Stabilì finalmente l'ottimo
artefice che a colui, cui nulla poteva dare di proprio, fosse comune tutto ciò
che singolarmente aveva assegnato agli altri. Accolse perciò l'uomo come opera
di natura indefinita e postolo nel cuore del mondo così gli parlò: «Non ti ho
dato, Adamo, né un posto determinato, né un aspetto tuo proprio, né alcuna
prerogativa tua, perché quel posto, quell'aspetto, quelle prerogative che tu
desidererai, tutto appunto, secondo il tuo voto e il tuo consiglio, ottenga e
conservi. La natura determinata degli altri è contenuta entro leggi da me
prescritte. Tu te la determinerai, da nessuna barriera costretto, secondo il
tuo arbitrio, alla cui potestà ti consegnai. Ti posi nel mezzo del mondo,
perché di là tu meglio scorgessi tutto ciò che è nel mondo. Non ti ho fatto né
celeste né terreno, né mortale né immortale, perché di te stesso quasi libero e
sovrano artefice ti plasmassi e ti scolpissi nella forma che tu avessi
prescelto. Tu potrai degenerare nelle cose inferiori, che sono i bruti; tu
potrai rigenerarti, secondo il tuo volere, nelle cose superiori che sono
divine».
O suprema liberalità di Dio
padre! o suprema e mirabile felicità dell'uomo! a cui è concesso di ottenere
ciò che desidera, di essere ciò che vuole. I bruti nel nascere recano seco dal
seno materno, come dice Lucilio, tutto quello che avranno. Gli spiriti superni
o dall'inizio o poco dopo furono ciò che saranno nei secoli dei secoli.

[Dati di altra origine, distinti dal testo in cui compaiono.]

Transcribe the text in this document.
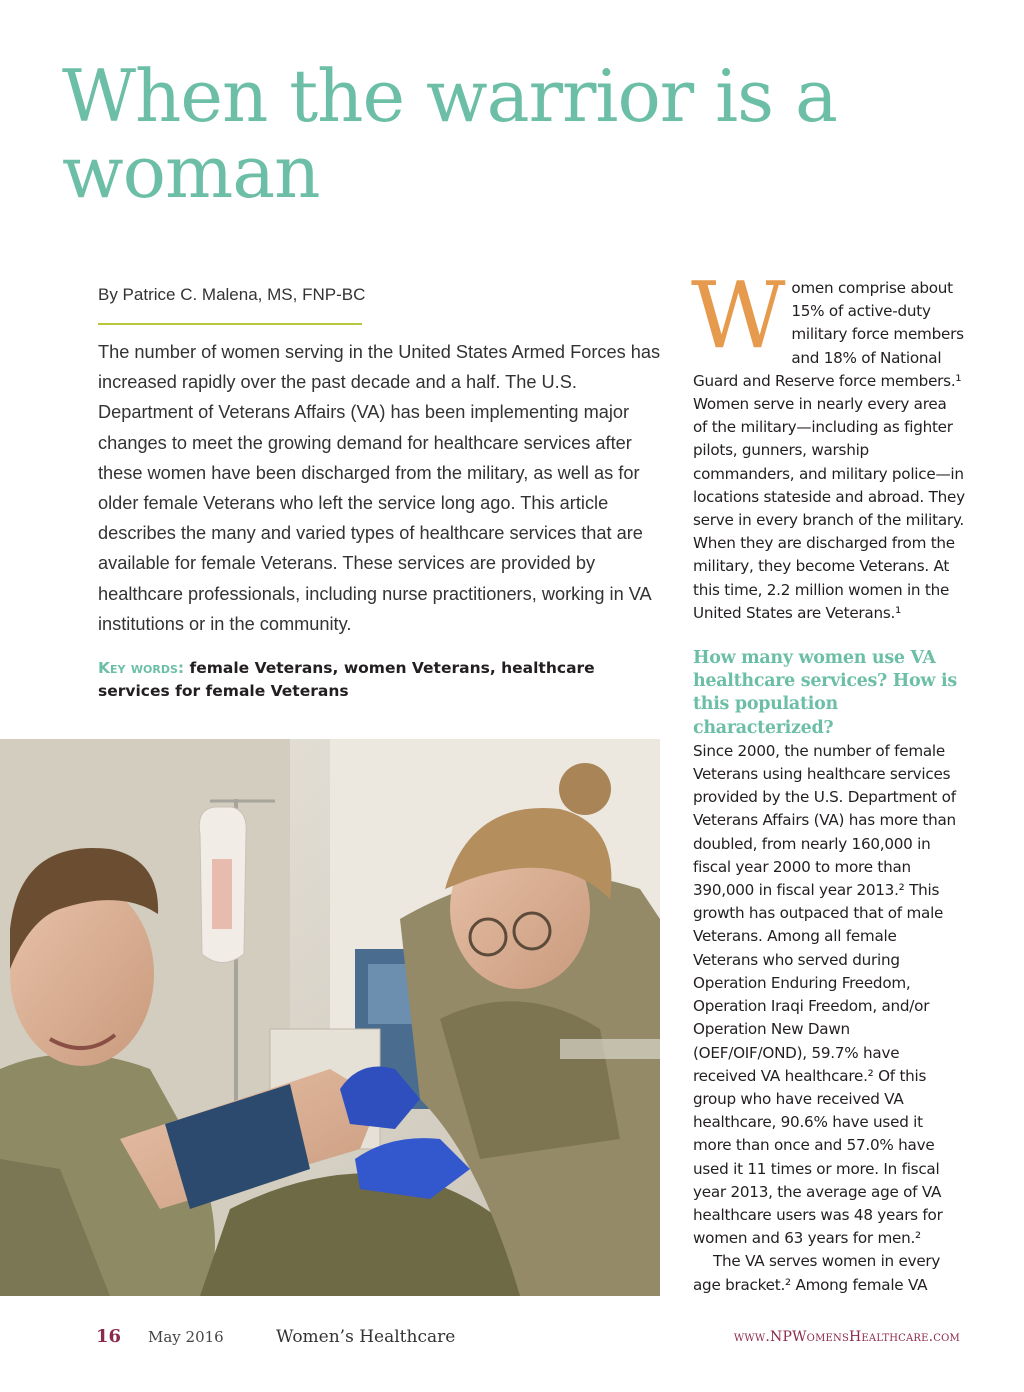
When the warrior is a woman

By Patrice C. Malena, MS, FNP-BC

The number of women serving in the United States Armed Forces has increased rapidly over the past decade and a half. The U.S. Department of Veterans Affairs (VA) has been implementing major changes to meet the growing demand for healthcare services after these women have been discharged from the military, as well as for older female Veterans who left the service long ago. This article describes the many and varied types of healthcare services that are available for female Veterans. These services are provided by healthcare professionals, including nurse practitioners, working in VA institutions or in the community.

Key words: female Veterans, women Veterans, healthcare services for female Veterans

Women comprise about 15% of active-duty military force members and 18% of National Guard and Reserve force members.¹ Women serve in nearly every area of the military—including as fighter pilots, gunners, warship commanders, and military police—in locations stateside and abroad. They serve in every branch of the military. When they are discharged from the military, they become Veterans. At this time, 2.2 million women in the United States are Veterans.¹

How many women use VA healthcare services? How is this population characterized?

Since 2000, the number of female Veterans using healthcare services provided by the U.S. Department of Veterans Affairs (VA) has more than doubled, from nearly 160,000 in fiscal year 2000 to more than 390,000 in fiscal year 2013.² This growth has outpaced that of male Veterans. Among all female Veterans who served during Operation Enduring Freedom, Operation Iraqi Freedom, and/or Operation New Dawn (OEF/OIF/OND), 59.7% have received VA healthcare.² Of this group who have received VA healthcare, 90.6% have used it more than once and 57.0% have used it 11 times or more. In fiscal year 2013, the average age of VA healthcare users was 48 years for women and 63 years for men.²

The VA serves women in every age bracket.² Among female VA

16 May 2016	Women’s Healthcare	www.NPWomensHealthcare.com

Nell'uomo nascente il Padre ripose semi d'ogni specie e germi d'ogni vita. E
secondo che ciascuno li avrà coltivati, quelli cresceranno e daranno in lui i
loro frutti. E se saranno vegetali, sarà pianta; se sensibili, sarà bestia; se
razionali, diventerà animale celeste; se intellettuali, sarà angelo e figlio di
Dio. Ma se, non contento della sorte di nessuna creatura, si raccoglierà nel
centro della sua unità, fatto un solo spirito con Dio, nella solitaria caligine
del padre, colui che fu posto sopra tutte le cose starà sopra tutte le cose.
[1] Questo testo viene considerato giustamente una
sorta di manifesto dell’umanesimo, perché esalta la
straordinarietà dell’uomo rispetto alle altre creature. L’occasione
della sua stesura è legata al problema (molto attuale) di trovare una sorta di
“minimo comune denominatore” tra le diverse esperienza culturali e religiose
dell’umanità in vista della ricerca di una “pace filosofica”. Questo spiega
perché l’autore, noto per la sua straordinaria memoria e versatilità culturale,
evochi la sapienza araba e, poi, quella antica.
[2] Ermete Trismegisto è l’autore leggendario di un corpus
di opere di ispirazione neoplatonica, scritte nella tarda antichità e molto
amate dagli umanisti fiorentini per il loro respiro “universale” (tra queste
figura l’Asclepius). Si consideri che le grandi religioni del libro
(ebraismo, cristianesimo, islam) ricorsero ampiamente, per l’intelligenza delle
loro rispettive “scritture”, al lògos greco e, segnatamente,
neoplatonico, che, quindi, poteva rappresentare un terreno comune d’incontro
tra esse.
[3] Salmi, VIII, 5-6.
[4] Sono le idee platoniche concepite come divinità,
secondo la versione neoplatonica. L’iperuranio è il mondo “sopra il
cielo” in cui immaginariamente Platone colloca le idee.
[5] La concezione platonica concepisce i pianeti come
viventi, per spiegare il loro moto apparentemente irregolare.
[6] Genesi, I, 26-28. Il Timeo è il dialogo di Platone in
cui è raffigurata la “creazione” del mondo dalla materia primordiale.